4. The Browser: Okay, now before you all go crazy and tell me that we are all browsers, I want you to know I'm talking about the browser that stands in line and STILL SHOPS. The one who turns to you and says "will you hold my place in line, I'll be right back". This is also the person that holds up the line because they just have to touch every bouncy ball, eraser, and any other knick knacks that are in line with you. There is no reason for this person to hold up the line and more than it already is by the 100 people standing in front of them. This person makes me want to punch them in the face.
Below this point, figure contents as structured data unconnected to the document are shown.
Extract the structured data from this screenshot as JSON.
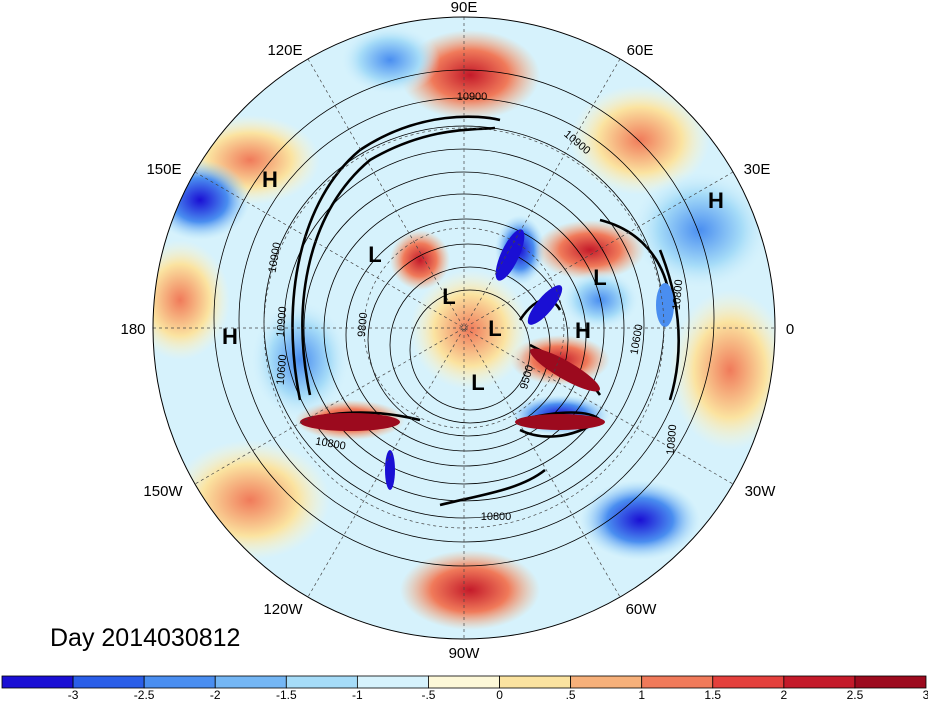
{
  "map": {
    "day_label": "Day 2014030812",
    "longitude_labels": [
      "90E",
      "60E",
      "30E",
      "0",
      "30W",
      "60W",
      "90W",
      "120W",
      "150W",
      "180",
      "150E",
      "120E"
    ],
    "pressure_systems": [
      "H",
      "H",
      "H",
      "H",
      "L",
      "L",
      "L",
      "L",
      "L"
    ],
    "contour_labels": [
      "10900",
      "10900",
      "10900",
      "10900",
      "10800",
      "10800",
      "10800",
      "10800",
      "10600",
      "10600",
      "9800",
      "9500"
    ]
  },
  "colorbar": {
    "tick_labels": [
      "-3",
      "-2.5",
      "-2",
      "-1.5",
      "-1",
      "-.5",
      "0",
      ".5",
      "1",
      "1.5",
      "2",
      "2.5",
      "3"
    ],
    "colors": [
      "#1a0fd4",
      "#2a5ee8",
      "#4a8ef0",
      "#74b6f4",
      "#a6dcf8",
      "#d6f2fc",
      "#fdf8d8",
      "#fbe3a0",
      "#f6b07a",
      "#f07a5a",
      "#e4403c",
      "#c41a2a",
      "#9c0a1e"
    ]
  }
}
Regularly.
MOVE PEOPLE. MOVE.
this is my absolute least favorite.
This one makes me want to take the knives (that I don't own) and start stabbing things randomly, especially this person.
5. The Bubble Burster: This person, the one looking at books by you, or (more likely) standing in line behind you has zero concept of personal space. They are all up in your grill. No. Matter. What.
BACK THE HELL UP. RIGHT NOW.
Recently, a bubble burster was in my vicinity as well as my mom's. We were standing in line at Border's chatting and being thoroughly annoyed with The Browser that was in front of us touching EVERY LITTLE EFFING KNICK KNACK, when we sensed it. Someone was way too close to us. My mom leaned into me and whispered "the lady behind us is like way WAY too close" I told her to take a step forward. She did. The bubble burster followed and stepped no closer than 3cm away from us. REALLY? I pushed (okay more like moved her very gently) my mom forward and told her I'd deal with it. I'd step forward, she'd step forward. Then the bubble burster became everything I HATE about shopping, the sick guy, the loud talker AND the browser. WHAT THE FRICK? She stepped on me no less than 3214 times and actually touched my mom's butt. WHICH IS OBVIOUSLY INAPPROPRIATE unless your my dad(EW). I finally looked at my mother and told her I couldn't handle it anymore, otherwise I was going to end up in the corner rocking back and forth crying and screaming. This woman was coughing and sneezing everywhere she went, which clearly was just moving closer and closer to us.
I don't think I've ever wanted to stab anyone as badly as that woman.
You know, I don't think shopping would be that bad if those assholes weren't out there roaming the malls & stores.
SO, what is your least favorite thing about shopping?
Have a personal pet peeve shopper to share?